"Anger Management" ... a mediocre script.
IF YOU feel particularly benign and footloose, then Colombia Pictures/ Revolution Studios' "Anger Management" is something you can see. But not before it makes you mad and laugh in parts.
Though it has the redoubtable Jack Nicholson in it, Adam Sandler is there too. And his brand of humour is of a kind that does not go down too well on occasions. The silly gags are used to carry the film forward all in the guise of reforming one poor, self-effacing chap.

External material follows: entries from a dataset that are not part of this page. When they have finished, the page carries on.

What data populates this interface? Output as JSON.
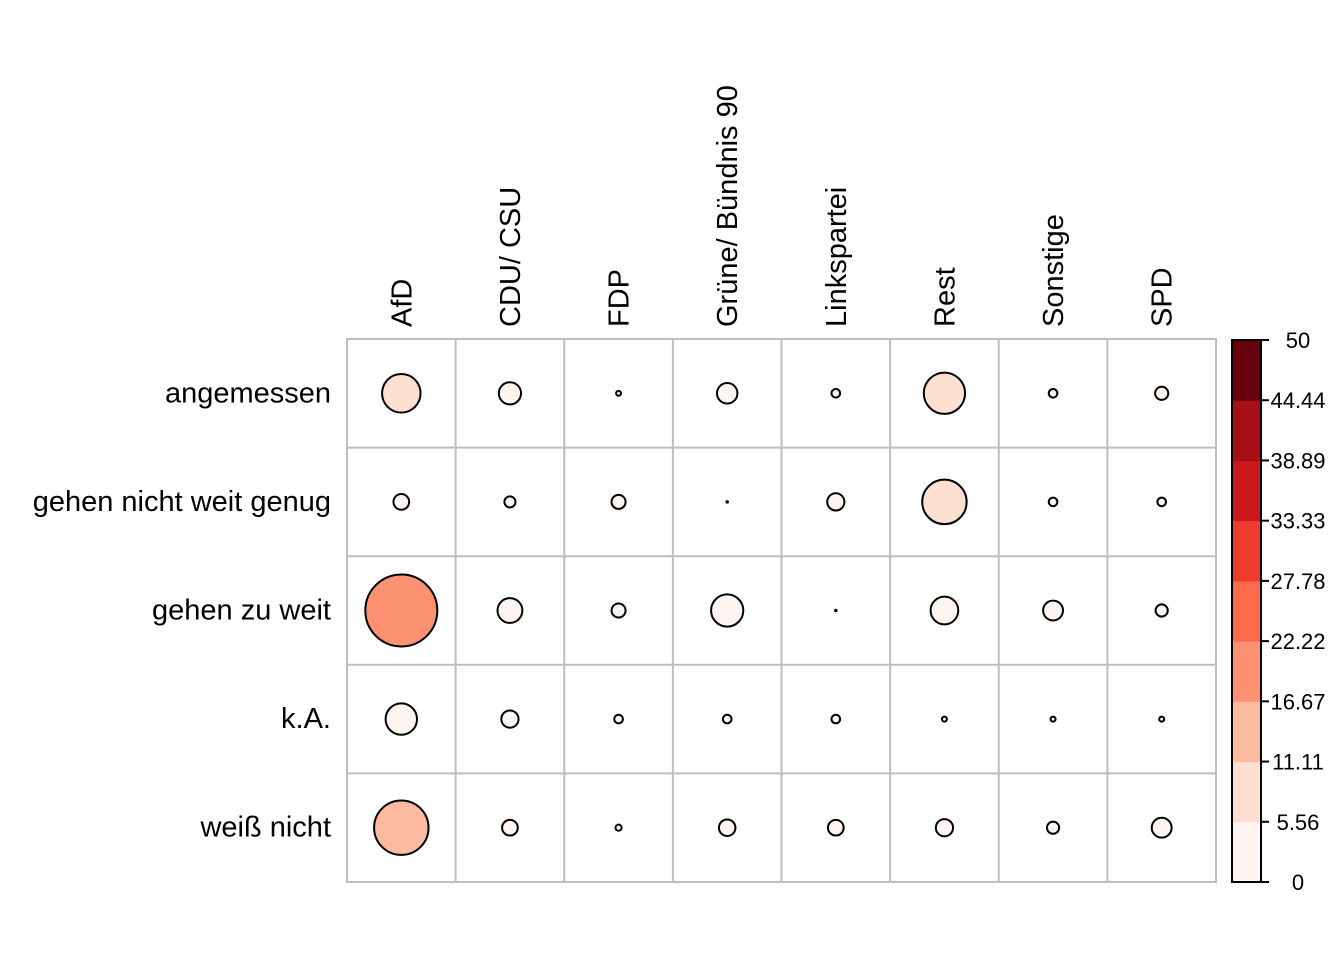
{
  "chart_data": {
    "type": "heatmap",
    "columns": [
      "AfD",
      "CDU/ CSU",
      "FDP",
      "Grüne/ Bündnis 90",
      "Linkspartei",
      "Rest",
      "Sonstige",
      "SPD"
    ],
    "rows": [
      "angemessen",
      "gehen nicht weit genug",
      "gehen zu weit",
      "k.A.",
      "weiß nicht"
    ],
    "values": [
      [
        6.0,
        2.0,
        0.1,
        1.7,
        0.3,
        6.9,
        0.3,
        0.7
      ],
      [
        1.0,
        0.5,
        0.8,
        0.05,
        1.2,
        8.0,
        0.3,
        0.3
      ],
      [
        21.0,
        2.5,
        0.8,
        4.2,
        0.05,
        3.1,
        1.6,
        0.6
      ],
      [
        4.0,
        1.2,
        0.3,
        0.3,
        0.3,
        0.1,
        0.1,
        0.1
      ],
      [
        12.0,
        1.0,
        0.15,
        1.1,
        1.0,
        1.2,
        0.6,
        1.6
      ]
    ],
    "colorbar": {
      "min": 0,
      "max": 50,
      "ticks": [
        "0",
        "5.56",
        "11.11",
        "16.67",
        "22.22",
        "27.78",
        "33.33",
        "38.89",
        "44.44",
        "50"
      ],
      "colors": [
        "#fff5f0",
        "#fee0d2",
        "#fcbba1",
        "#fc9272",
        "#fb6a4a",
        "#ef3b2c",
        "#cb181d",
        "#a50f15",
        "#67000d"
      ]
    },
    "circle_fill_colors": [
      "#fff5f0",
      "#fee0d2",
      "#fcbba1",
      "#fc9272",
      "#fb6a4a",
      "#ef3b2c",
      "#cb181d",
      "#a50f15",
      "#67000d"
    ]
  }
}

Dave Buznik is a man who never gets upset. He is always walked over, pushed over and what have you. But he seems the ever-pleasant guy who wouldn't say boo to a goose. But then for every personality disorder (and this is one) there is a childhood nightmare or trauma. Which for Dave is one where the local bully embarrassed him in front of the girl he liked. Which makes him develop confrontation phobia and being unable to stand up for himself. How on earth he manages to attract the young and bright Linda (Marisa Tomei) is never explained but suffice to say that she loves him and despairs over his attitude.
On a flight he happens to sit next to a wacky, old man, and a much-misunderstood incident lands him in court for assault and he is sentenced to a course on anger management. And who should be running this? Its Dr Buddy, the old man he sat next to on the airplane. Dr Buddy happens to be the anger expert and also the person who caused all the problems in the first place.
With his unorthodox methods of dealing with angry people, Dr Buddy convinces Dave that he suffers from a disease just like any other and puts him through sessions that include group therapy. Finally Dr Buddy moves in with Dave to record every moment of his routine. Which includes going to work with him and provoking reactions at every stage. It would seem that Dr Buddy is this psychotic, abusive, insulting therapist who probably needs to be reported to the authorities.
But there is an explanation for all that in the end, when things come to a head in the most predictable manner.
Jack Nicholson makes the best of his role and infuses life into it to the extent that he convincingly makes you irritated. That is the intention. Which also goes to show that the director (Peter Segal) believes his acting prowess will carry forward even a mediocre script.
Adam Sandler is effective enough to warrant sympathy every time he is made to get angry and victimised. Just leave all reasoning behind and maybe, you will enjoy this film.